Booking in advance is advised, but there are options in some areas for people without appointments, including Eastbourne in East Sussex, Hartlepool, Co Durham, Croydon in south London, and Dewsbury, West Yorks. Dr Emily Lawson, head of the NHS Covid vaccination programme, said: “We’ve seen record after record broken in the run-up to the festive season.

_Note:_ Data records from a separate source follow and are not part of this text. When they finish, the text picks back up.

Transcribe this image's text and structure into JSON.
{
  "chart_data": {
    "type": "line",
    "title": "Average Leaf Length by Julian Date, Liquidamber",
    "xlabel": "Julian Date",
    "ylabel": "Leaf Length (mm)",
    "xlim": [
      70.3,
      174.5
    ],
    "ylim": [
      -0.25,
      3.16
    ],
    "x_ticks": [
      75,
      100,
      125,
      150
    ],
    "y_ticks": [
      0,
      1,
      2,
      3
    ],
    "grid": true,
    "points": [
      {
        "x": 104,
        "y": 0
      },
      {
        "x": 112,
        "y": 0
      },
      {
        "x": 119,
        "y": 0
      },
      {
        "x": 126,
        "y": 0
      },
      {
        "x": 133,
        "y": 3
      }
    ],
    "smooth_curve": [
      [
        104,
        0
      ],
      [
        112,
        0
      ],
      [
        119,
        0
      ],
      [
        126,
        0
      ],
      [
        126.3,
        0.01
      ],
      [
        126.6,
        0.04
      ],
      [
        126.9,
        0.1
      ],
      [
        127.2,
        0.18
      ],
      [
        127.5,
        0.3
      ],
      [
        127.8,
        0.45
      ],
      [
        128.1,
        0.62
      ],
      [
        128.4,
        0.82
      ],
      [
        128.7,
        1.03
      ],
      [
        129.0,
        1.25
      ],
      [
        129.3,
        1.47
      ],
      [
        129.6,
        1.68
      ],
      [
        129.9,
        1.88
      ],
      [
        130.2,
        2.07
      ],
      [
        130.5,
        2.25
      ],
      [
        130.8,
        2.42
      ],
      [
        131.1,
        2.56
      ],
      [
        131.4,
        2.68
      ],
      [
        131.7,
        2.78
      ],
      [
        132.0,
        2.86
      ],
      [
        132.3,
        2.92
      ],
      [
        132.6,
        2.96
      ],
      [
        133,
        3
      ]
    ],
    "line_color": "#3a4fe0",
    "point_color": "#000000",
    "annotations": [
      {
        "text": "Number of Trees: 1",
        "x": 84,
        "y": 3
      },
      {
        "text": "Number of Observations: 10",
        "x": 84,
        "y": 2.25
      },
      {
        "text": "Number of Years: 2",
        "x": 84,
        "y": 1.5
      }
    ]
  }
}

Incredible “I want to thank every NHS staff member and volunteer whose goodwill and determination to protect their communities will keep the booster rollout going this Christmas weekend.”
Mr Javid praised the Jingle Jab teams yesterday, telling them: “You continue to be the very best of us. You achieve phenomenal things and I’m proud to call you colleagues.” NHS England chief Amanda Pritchard said: “The NHS is nothing without its incredible staff.”
A total of 51,617,091 first doses of Covid vaccine had been delivered in the UK by December 22, according to official figures – a rise of 39,309 on the previous day. Some 47,210,053 second doses have been delivered, an increase of 53,154. A combined total of 31,684,926 booster and third doses have also been given – a day-on-day rise of 840,038.